Colorful, eccentric, and talented, Waddell was one of the greatest lefthanders in major league history!  He had everything a pitcher could want, a great fastball, a breaking ball to go with it and excellent control.  The only problem was, he was a couple of tamales short of a full plate!!

     Rube, who grew up near Bradford, PA. Had Three passions in his life: baseball, fishing and following fire engines!  Not the most cerebral ballplayer of all-time, he was an easy going, slow witted sort who loved to have a good time.  Oh yes, and before we forget to mention, he also liked to tend bar and chase the ladies around as well. 

     Signing with Louisville (NL) in 1897, he transferred to Pittsburgh when the two franchises merged.  Unhappy with the stern discipline of manager Fred Clarke, he jumped the club.  Clarke, preferring not to have to deal with the flaky hurler, let him go.  Connie Mack "borrowed" Waddell from the Pirates' Barney Dreyfuss for his Milwaukee team in the AL for the 1900 season.

     Waddell followed Mack to Philadelphia to join the Athletics in 1902 and went 24-7, leading the AL in strikeouts for the first of what would be six straight seasons.  In 1904 he struck out 349 batters.  In 1905 he led the league with 26 wins, leading the A's into the World Series against the Giants.  As the series approached, rumors abounded that gamblers paid Waddell off to fake an arm injury and sit it out.  The truth was that  Waddell had fallen on his left arm while horsing around with teammate Andy Coakley at a train station.  It stiffened up overnight, and he didn't pitch again that season.  

     Waddell never made more than $2,800 a year, and he spent money as fast as he got it.  For a time the A's paid him in dollar bills, hoping to make his money last longer.  He was forever borrowing or conning extra money out of Mack. Waddell enjoyed waving his teammates off the field and then striking out the side.   He enjoyed wrestling alligators in Florida, hung around in firehouses, married two women who then left him, and tended bar when he wasn't the saloon's best customer.  He held up the start of games he was scheduled to pitch while he played marbles with children outside the park.

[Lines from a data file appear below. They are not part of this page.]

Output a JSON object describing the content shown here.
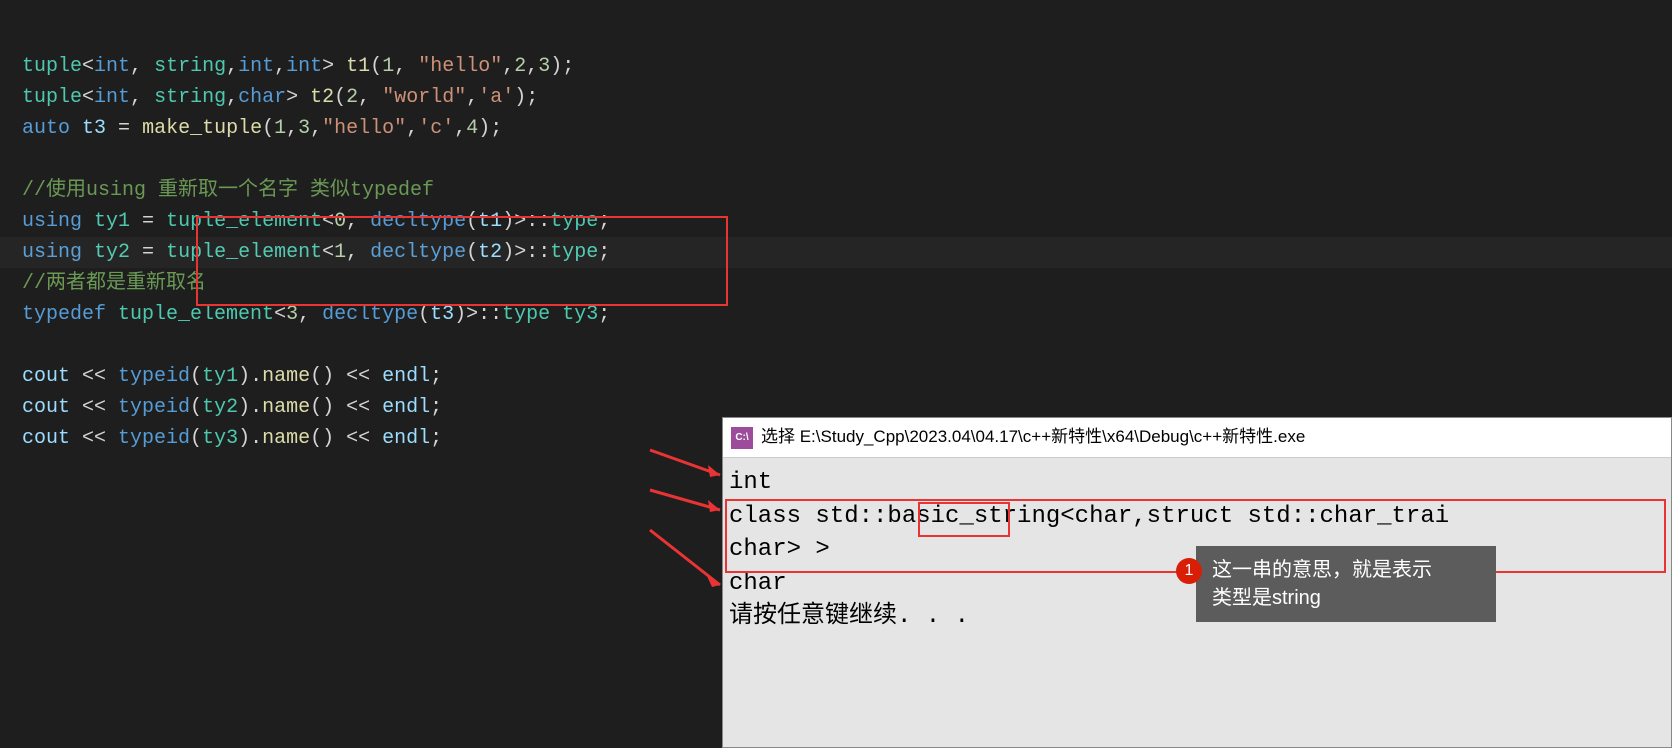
{
  "code": {
    "line1": {
      "type": "tuple",
      "angles_open": "<",
      "t_int1": "int",
      "comma1": ", ",
      "t_string": "string",
      "comma2": ",",
      "t_int2": "int",
      "comma3": ",",
      "t_int3": "int",
      "angles_close": "> ",
      "var": "t1",
      "paren_open": "(",
      "n1": "1",
      "c1": ", ",
      "s1": "\"hello\"",
      "c2": ",",
      "n2": "2",
      "c3": ",",
      "n3": "3",
      "paren_close": ");"
    },
    "line2": {
      "type": "tuple",
      "angles_open": "<",
      "t_int": "int",
      "comma1": ", ",
      "t_string": "string",
      "comma2": ",",
      "t_char": "char",
      "angles_close": "> ",
      "var": "t2",
      "paren_open": "(",
      "n1": "2",
      "c1": ", ",
      "s1": "\"world\"",
      "c2": ",",
      "ch1": "'a'",
      "paren_close": ");"
    },
    "line3": {
      "kw": "auto",
      "sp1": " ",
      "var": "t3",
      "eq": " = ",
      "func": "make_tuple",
      "paren_open": "(",
      "n1": "1",
      "c1": ",",
      "n2": "3",
      "c2": ",",
      "s1": "\"hello\"",
      "c3": ",",
      "ch1": "'c'",
      "c4": ",",
      "n3": "4",
      "paren_close": ");"
    },
    "comment1": "//使用using 重新取一个名字 类似typedef",
    "line5": {
      "kw": "using",
      "sp1": " ",
      "ty": "ty1",
      "eq": " = ",
      "te": "tuple_element",
      "ao": "<",
      "n": "0",
      "c": ", ",
      "dt": "decltype",
      "po": "(",
      "v": "t1",
      "pc": ")>::",
      "type": "type",
      "semi": ";"
    },
    "line6": {
      "kw": "using",
      "sp1": " ",
      "ty": "ty2",
      "eq": " = ",
      "te": "tuple_element",
      "ao": "<",
      "n": "1",
      "c": ", ",
      "dt": "decltype",
      "po": "(",
      "v": "t2",
      "pc": ")>::",
      "type": "type",
      "semi": ";"
    },
    "comment2": "//两者都是重新取名",
    "line8": {
      "kw": "typedef",
      "sp1": " ",
      "te": "tuple_element",
      "ao": "<",
      "n": "3",
      "c": ", ",
      "dt": "decltype",
      "po": "(",
      "v": "t3",
      "pc": ")>::",
      "type": "type",
      "sp2": " ",
      "ty": "ty3",
      "semi": ";"
    },
    "cout_lines": [
      {
        "cout": "cout",
        "sp": " << ",
        "tid": "typeid",
        "po": "(",
        "ty": "ty1",
        "pc": ").",
        "nm": "name",
        "call": "() << ",
        "endl": "endl",
        "semi": ";"
      },
      {
        "cout": "cout",
        "sp": " << ",
        "tid": "typeid",
        "po": "(",
        "ty": "ty2",
        "pc": ").",
        "nm": "name",
        "call": "() << ",
        "endl": "endl",
        "semi": ";"
      },
      {
        "cout": "cout",
        "sp": " << ",
        "tid": "typeid",
        "po": "(",
        "ty": "ty3",
        "pc": ").",
        "nm": "name",
        "call": "() << ",
        "endl": "endl",
        "semi": ";"
      }
    ]
  },
  "console": {
    "icon_text": "C:\\",
    "title": "选择 E:\\Study_Cpp\\2023.04\\04.17\\c++新特性\\x64\\Debug\\c++新特性.exe",
    "out1": "int",
    "out2a": "class std::basic_",
    "out2b": "string<",
    "out2c": "char,struct std::char_trai",
    "out3": "char> >",
    "out4": "char",
    "out5": "请按任意键继续. . ."
  },
  "annotation": {
    "num": "1",
    "text1": "这一串的意思，就是表示",
    "text2": "类型是string"
  }
}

     One legend about Waddell is that there was a provision in his contract barring him from eating Animal Crackers in bed.  In those days, two players had to share a double bed on the road, and Ossie Schreckengost was Waddell's catcher and roommate. "Schreck wouldn't sign unless he saw that clause in Waddell's contract," said Mack, "so I wrote it in there, and the Rube stuck to it."

     Always a fan favorite, Waddell's erratic behavior and declining effectiveness strained the tolerance of his teammates.  In the spring of 1908, Mack traded him to the Browns after some of his teammates threatened not to report.  By 1910 Waddell was back in the minors.  He won 20 games for Joe Cantillon's Minneapolis (AA) club in 1911.  In the spring of 1912, he was staying at Cantillon's house in Hickman, Kentucky, when a nearby river flooded.  Standing in icy water, Waddell helped pile sandbags on the embankments. The incident affected his health.  He still managed to pitch one more year in the minors but after being so badly weakened by the river incident, he became an easy target of tuberculosis.

     In 1913 he went down to rehabilitate in a sanatorium in San Antonio, Texas.  He died there, fittingly, on April Fool's Day, 1914.  For several years there was no monument on Waddell's grave.  The president of the San Antonio ballclub told Connie Mack and John McGraw, whose Giants trained there.  They raised enough money to put up a six-foot granite marker.  Waddell, who was elected to the Hall of Fame by the Committee on Baseball Veterans in 1946, is buried in San Antonio Mission Burial Park, the same site as fellow Hall Of Famer Ross Youngs is buried in.